The Federal Government looks likely to reject a United States request to send more military assets to the Middle East.
US secretary of defence Ash Carter made the request earlier this week to all countries involved in the coalition battling Islamic State (IS) targets in Syria and Iraq.
“Along with, as I understand it, 40 other or so nations we have received correspondence from the US secretary of defence which we’re considering at the moment,” Defence Minister Marisa Payne said.
“We of course are making a very significant commitment in the Iraq and Syria conflict at the moment, one which we are pleased to see other nations joining in more recently as well.
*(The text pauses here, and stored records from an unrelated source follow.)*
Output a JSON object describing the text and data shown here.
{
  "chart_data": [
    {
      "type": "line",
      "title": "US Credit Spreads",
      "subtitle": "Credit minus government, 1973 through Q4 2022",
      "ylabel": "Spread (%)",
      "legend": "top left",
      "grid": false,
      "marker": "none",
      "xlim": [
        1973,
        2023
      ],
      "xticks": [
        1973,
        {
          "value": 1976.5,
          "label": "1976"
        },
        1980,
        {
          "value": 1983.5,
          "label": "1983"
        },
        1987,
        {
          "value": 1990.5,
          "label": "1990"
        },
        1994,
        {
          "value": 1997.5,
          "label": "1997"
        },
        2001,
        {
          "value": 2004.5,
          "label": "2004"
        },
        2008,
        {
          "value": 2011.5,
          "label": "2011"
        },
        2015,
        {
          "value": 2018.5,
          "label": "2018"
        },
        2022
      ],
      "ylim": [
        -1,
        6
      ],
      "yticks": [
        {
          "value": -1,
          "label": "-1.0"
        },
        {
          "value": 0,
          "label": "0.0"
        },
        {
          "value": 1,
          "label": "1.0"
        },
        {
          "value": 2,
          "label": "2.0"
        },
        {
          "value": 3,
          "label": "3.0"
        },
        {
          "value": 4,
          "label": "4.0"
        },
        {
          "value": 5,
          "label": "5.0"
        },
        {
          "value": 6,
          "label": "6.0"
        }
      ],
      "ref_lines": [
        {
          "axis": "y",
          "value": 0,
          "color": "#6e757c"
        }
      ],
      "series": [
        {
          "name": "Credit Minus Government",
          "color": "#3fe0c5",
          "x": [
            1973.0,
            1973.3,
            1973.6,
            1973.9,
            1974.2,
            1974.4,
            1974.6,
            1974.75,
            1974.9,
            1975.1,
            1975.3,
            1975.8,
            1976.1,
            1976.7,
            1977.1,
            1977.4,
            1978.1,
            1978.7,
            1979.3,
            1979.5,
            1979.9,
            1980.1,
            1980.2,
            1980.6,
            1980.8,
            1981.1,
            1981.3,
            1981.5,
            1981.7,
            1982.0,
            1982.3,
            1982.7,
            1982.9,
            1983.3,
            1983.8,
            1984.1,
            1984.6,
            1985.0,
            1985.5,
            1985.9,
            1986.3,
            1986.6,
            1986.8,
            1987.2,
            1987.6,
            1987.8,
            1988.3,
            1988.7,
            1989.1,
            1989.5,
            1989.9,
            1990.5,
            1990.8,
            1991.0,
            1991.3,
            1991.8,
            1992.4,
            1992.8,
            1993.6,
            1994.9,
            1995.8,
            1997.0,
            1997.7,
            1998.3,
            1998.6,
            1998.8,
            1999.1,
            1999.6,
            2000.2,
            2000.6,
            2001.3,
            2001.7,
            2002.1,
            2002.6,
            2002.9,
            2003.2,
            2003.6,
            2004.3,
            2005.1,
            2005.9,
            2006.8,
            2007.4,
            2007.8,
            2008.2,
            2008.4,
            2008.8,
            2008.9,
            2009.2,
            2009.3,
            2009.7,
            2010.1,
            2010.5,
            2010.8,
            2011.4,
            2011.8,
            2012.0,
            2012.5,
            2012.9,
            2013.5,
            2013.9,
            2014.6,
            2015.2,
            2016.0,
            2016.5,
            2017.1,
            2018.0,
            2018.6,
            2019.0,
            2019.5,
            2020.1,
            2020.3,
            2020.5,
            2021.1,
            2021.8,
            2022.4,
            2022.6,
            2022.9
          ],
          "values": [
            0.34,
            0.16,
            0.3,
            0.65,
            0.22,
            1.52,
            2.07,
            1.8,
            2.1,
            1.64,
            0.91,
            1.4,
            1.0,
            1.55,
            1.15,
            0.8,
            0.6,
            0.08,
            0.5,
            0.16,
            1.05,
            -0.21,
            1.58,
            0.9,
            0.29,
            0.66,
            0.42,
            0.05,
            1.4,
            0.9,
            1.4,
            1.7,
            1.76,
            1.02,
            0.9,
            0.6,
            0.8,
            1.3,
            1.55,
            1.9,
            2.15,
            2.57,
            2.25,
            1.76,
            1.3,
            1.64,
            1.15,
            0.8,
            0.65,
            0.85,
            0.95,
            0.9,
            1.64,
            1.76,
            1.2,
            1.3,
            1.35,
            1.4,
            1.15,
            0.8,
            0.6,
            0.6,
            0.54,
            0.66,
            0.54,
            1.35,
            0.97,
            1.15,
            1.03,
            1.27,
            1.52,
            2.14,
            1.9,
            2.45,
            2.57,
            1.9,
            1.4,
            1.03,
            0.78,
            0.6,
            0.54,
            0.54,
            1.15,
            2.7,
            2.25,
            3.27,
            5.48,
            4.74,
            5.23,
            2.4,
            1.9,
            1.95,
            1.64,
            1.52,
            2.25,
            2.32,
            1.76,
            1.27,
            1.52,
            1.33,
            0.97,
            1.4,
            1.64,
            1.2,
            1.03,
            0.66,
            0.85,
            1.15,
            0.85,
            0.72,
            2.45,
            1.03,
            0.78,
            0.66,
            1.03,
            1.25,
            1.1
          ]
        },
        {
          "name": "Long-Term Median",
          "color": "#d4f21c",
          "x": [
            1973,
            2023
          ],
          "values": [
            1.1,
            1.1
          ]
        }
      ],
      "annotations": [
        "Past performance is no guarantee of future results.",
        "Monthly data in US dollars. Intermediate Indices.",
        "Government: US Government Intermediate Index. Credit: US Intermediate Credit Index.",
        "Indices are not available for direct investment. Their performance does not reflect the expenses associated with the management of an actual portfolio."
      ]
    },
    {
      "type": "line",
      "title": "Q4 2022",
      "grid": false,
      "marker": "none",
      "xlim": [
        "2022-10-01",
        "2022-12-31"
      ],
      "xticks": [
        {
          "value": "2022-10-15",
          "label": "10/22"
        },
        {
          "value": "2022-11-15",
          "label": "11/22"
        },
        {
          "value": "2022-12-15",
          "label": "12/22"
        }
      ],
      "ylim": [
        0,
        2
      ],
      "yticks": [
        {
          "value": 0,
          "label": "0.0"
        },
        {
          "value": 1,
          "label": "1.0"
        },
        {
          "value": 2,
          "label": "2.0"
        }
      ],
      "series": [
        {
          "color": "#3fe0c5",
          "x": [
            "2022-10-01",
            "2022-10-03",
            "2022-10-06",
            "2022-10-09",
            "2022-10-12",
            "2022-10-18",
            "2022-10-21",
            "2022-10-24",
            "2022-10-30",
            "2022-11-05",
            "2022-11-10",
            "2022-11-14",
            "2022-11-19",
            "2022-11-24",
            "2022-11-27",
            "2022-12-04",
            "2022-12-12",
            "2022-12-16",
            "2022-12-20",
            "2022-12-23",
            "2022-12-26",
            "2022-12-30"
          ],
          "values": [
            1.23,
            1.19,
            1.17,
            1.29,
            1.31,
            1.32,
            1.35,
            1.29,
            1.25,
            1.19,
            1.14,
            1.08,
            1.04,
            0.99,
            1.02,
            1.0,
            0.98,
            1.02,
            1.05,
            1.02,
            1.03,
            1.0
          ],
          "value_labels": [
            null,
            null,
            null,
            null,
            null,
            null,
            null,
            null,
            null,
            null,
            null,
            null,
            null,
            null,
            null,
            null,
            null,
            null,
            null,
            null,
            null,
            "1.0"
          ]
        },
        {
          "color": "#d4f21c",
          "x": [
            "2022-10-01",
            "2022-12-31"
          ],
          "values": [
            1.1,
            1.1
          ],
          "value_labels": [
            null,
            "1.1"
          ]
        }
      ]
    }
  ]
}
“We know that the British government, for example, has recently increased their engagement.
“The United States, in pursuing that with a number of the coalition partners, is exploring other opportunities.”
The request, at this stage, does not extend to putting Australian troops on the ground.
“We’ve been asked to, along with as I said 39 other nations, to look at what we’re already contributing and what more we might do,” Senator Payne said.
“Where we can play very important roles is perhaps in command positions, and we’re responding to the United States in relation to that as well.”
She highlighted Australia was already making the second largest contribution to the coalition campaign, suggesting Australia may be more likely to wait for other nations to intervene before expanding its own efforts in the region.
“We will respond to the United States in due course,” Senator Payne said.
“But if you bear in mind what we’re already doing in our air operations and our building partner capacity work … these are significant undertakings, and Australia is already making a very significant commitment.”
Royal Australian Air Force (RAAF) jets were deployed to the region to carry out airstrikes against terrorists in Iraq in October 2014.
In September this year, then-prime minister Tony Abbott announced an expansion of that campaign to Syria.
Earlier this month, the UK Parliament voted in favour of its air force joining military operations in the region.
Syria has been embroiled in a vicious civil war since a popular uprising against dictator Bashar al-Assad in 2011.
More than 200,000 people have been killed and an estimated 4 million have been forced from their homes amid fighting between Mr Assad’s forces, IS and other Islamist militants, and other rebel groups.
Australian troops are also involved in training Iraqi forces who are fighting Islamic State in that country.